Converting a Scanned PDF File
The PDF2XL OCR and Enterprise editions both come equipped with an OCR engine that can convert scanned files.
For the best result, we recommend scan settings of 300 DPI, Black & White (if possible). Note that the accuracy of the conversion is dependent on the quality of your document.
Converting a Scanned PDF FiIe
- As usual, open your PDF using one of the "Open File" options.
- If the document has not been previously run through an OCR engine, you will see a prompt notifying you that this is a scanned PDF and OCR Mode is going into effect.

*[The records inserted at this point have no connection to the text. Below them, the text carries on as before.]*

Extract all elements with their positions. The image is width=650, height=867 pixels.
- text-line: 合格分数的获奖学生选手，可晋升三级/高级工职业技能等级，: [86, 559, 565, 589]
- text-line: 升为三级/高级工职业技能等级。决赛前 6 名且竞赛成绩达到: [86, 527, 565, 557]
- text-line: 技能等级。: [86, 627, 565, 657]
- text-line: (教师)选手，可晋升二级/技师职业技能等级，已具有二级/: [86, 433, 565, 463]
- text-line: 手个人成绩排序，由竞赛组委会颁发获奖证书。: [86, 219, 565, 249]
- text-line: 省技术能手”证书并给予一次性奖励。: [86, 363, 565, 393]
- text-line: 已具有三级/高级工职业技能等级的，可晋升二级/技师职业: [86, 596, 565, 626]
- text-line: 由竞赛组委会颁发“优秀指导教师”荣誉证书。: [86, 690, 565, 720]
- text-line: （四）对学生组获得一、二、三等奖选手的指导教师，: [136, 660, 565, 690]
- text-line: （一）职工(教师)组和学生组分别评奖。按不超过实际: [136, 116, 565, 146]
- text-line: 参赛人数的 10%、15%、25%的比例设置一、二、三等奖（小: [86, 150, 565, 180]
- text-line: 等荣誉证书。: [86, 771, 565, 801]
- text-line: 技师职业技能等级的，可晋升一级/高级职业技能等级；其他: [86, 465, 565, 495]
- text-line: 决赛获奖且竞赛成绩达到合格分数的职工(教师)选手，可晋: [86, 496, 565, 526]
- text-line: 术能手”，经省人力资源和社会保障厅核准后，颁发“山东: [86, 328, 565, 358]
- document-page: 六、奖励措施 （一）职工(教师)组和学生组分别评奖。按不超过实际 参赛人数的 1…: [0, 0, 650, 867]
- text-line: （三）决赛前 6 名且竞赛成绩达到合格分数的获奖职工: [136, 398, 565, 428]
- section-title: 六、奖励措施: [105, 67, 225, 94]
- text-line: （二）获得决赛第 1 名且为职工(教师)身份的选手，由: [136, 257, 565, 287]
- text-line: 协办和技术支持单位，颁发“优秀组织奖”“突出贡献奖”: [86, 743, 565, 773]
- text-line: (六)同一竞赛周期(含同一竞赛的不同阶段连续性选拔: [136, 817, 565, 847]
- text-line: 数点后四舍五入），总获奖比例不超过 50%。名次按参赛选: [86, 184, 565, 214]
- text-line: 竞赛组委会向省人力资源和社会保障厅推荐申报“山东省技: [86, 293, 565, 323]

Just click "OK" and let it do its thing.
- If your page is rotated or the data is skewed, use the rotation buttons on the Source pane toolbar or the Fine Rotation options in the "OCR" menu.

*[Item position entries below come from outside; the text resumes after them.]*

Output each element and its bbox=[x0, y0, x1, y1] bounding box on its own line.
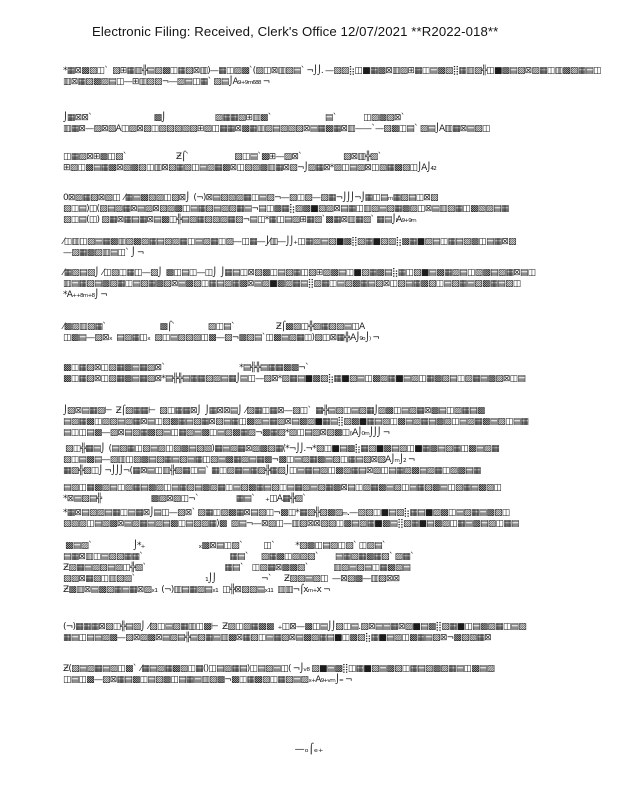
efiling-stamp: Electronic Filing: Received, Clerk's Off… bbox=[92, 24, 498, 39]
garbled-paragraph: ▨◫╬▦▤⌡ (▤▨▦◫▨▤▨◫▨▩▤▨▧)▦▤▨▦⊠▨▩▨▦(*¬⌡⌡.¬*▨… bbox=[63, 444, 618, 477]
garbled-paragraph: ▤▨◫▦▩▨▤◫▨▦▤▩▨◫▤▦▨▤▩▨▦◫▤▨▩▦▤▨◫▤▦▨▤▨▦▩⊠▤◫▨… bbox=[63, 483, 618, 505]
garbled-paragraph: ⁄▦▧▤▨⌡ ⁄◫▧◫▦◫—▨⌡ ▩◫▤◫—◫⌡ ⌡▦▤◫⊠▨▩◫▤▨▦◫▨⊞▨… bbox=[63, 268, 618, 301]
garbled-paragraph: ⌡▨⊠▤▦▨⊢ Ƶ⌠▨▦▦⊢ ▨◫▦▦⊠⌡ ⌡▦⊠⊠▤⌡ ⁄▨▦◫▦⊠—▨◫` … bbox=[63, 406, 618, 439]
garbled-paragraph: Ƶ(▨▤▨▦▤▨◫▩` ⁄▦▤▨▦▩▨◫▦()◫▤▨▦▤)◫▤▨▤◫( ¬⌡ᵥ₈… bbox=[63, 664, 618, 686]
garbled-paragraph: (¬)▦▦▦⊠▨◫╬▤▨⌡ ⁄▨◫▤▨▦▥◫▩⊢ Ƶ▨◫▨▦▩▩ ₊◫⊠—▩◫▤… bbox=[63, 622, 618, 644]
page-number: —ₒ⌠ₑ₊ bbox=[0, 744, 618, 755]
garbled-paragraph: ⁄◫▥◫▨▤▦▩▥▧▩▨▦▤▨▨▦◫▤▨▦◫▨—◫▦—⌡⁄▥—⌡⌡₊◫▦▨▤▧■… bbox=[63, 237, 618, 259]
document-page: Electronic Filing: Received, Clerk's Off… bbox=[0, 0, 618, 800]
garbled-paragraph: ⁄▩▨▥▨▦` ▩⌠` ▨◫▤` Ƶ⌠▩▨◫╬▨▦▨▨▤◫A ◫▩▤—▨⊠ₓ ▤… bbox=[63, 322, 618, 344]
garbled-paragraph: ⌡▦⊠⊠` ▩⌡ ▨▦▦▧⊞▥▩` ▤` ◫▨▩▧⊠` ▥▦⊠—▨⊠▧A◫▨⊠▨… bbox=[63, 113, 618, 135]
garbled-paragraph: *▦⊠▤▨▨▤▦◫▤▦⊠⌡▤◫—▨⊠` ▨▦◫▨▩▦⊠▤▨◫¬▩◫*▦▨╬▨▩▨… bbox=[63, 508, 618, 530]
garbled-paragraph: *▦⊠▩▨◫` ▧⊞▦▥╬▤▨▩◫▦▧⊠▥)—▦◫▨▩`(▨◫⊠▥▧▤` ¬⌡⌡… bbox=[63, 66, 618, 88]
garbled-paragraph: ◫▦▨⊠⊞▩◫▨` Ƶ⌠` ▨◫▤`▩⊞—▨⊠` ▨⊠▥╬▨` ⊞▨◫▩▤▦▩⊠… bbox=[63, 152, 618, 174]
document-body: *▦⊠▩▨◫` ▧⊞▦▥╬▤▨▩◫▦▧⊠▥)—▦◫▨▩`(▨◫⊠▥▧▤` ¬⌡⌡… bbox=[63, 66, 618, 686]
garbled-paragraph: 0⊠▨▦▨⊠▧◫ ⁄▦▤▩▧▨◫▨⊠⌡ (¬)⊠▤▨▧▨▦◫▤▨¬—▨◫▨—▨▦… bbox=[63, 193, 618, 226]
garbled-service-block: ▩▤▨` ⌡*₊ ₓ▩⊠▤◫▨` ◫` *▨▩◫▤▨◫▨` ◫▨▤` ▤▦⊠▥◫… bbox=[63, 541, 618, 596]
garbled-paragraph: ▩◫▦▨⊠◫▨▦▩▤▦▨⊠` *▤╬╬▤▦▦▩▩¬` ▩◫▦▨⊠◫▨▦▩▤▦▨⊠… bbox=[63, 363, 618, 385]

- Create your layout, splitting and merging columns where necessary.
- There are additional settings you can adjust in the OCR Options section.
- If your document is in another language, you can select it from the dropdown or use the "Add Languages" button to import it.
- The OCR Tweaking settings at the bottom allow you to adjust how the OCR recognizes the data. Use "Threshold" when the page is too light or too dark. Use "Despeckle" if there happens to be a lot of noise on the page. "Remove Lines" will try to clear out any vertical and horizontal lines, and "Force DPI" will affect the dots per inch to try and provide more clarity. Since these settings are based entirely on the quality of your document, there is no recommended adjustment - you simply need to play with it until you have the best possible outcome.
- When you are ready to convert, make sure you have selected the number of pages you want to convert in the Convert Pages field of the "Convert" menu. By default, this is set to convert all the pages in your document.
- Click the "Convert Document" button.
- You will see a prompt asking you to validate your document. This is optional, but it allows you to correct any errors that the tweaking did not fix before you convert it.
- When you agree to validate, another prompt will appear. This one grabs the words that the OCR does not recognize perfectly. If the word in the "Suggested word" field is correct, you can click "Accept". If it is incorrect, you can type in the correct word and "Accept". You can click "Done" at any time to close the validation prompt.
- Once validation is complete, the application will complete the conversion.
Poor Conversion
If your conversion isn't accurate and you've done all you can using the OCR tools, there are a few things you can look at to determine why you ended up with this result.
Open the PDF in Adobe Acrobat Reader and view it at high zoom (800-1000%)
- Is the background clean?
- Are there different background colors?
- Are there pixels around the text?
- Are there any watermarks or handwritten text?
- Any vertical or horizontal dividers in the table?
- Any language that is not European? The current OCR can only recognize Latin text. (Go here to see a list of supported languages)
Any of the above issues can affect your result.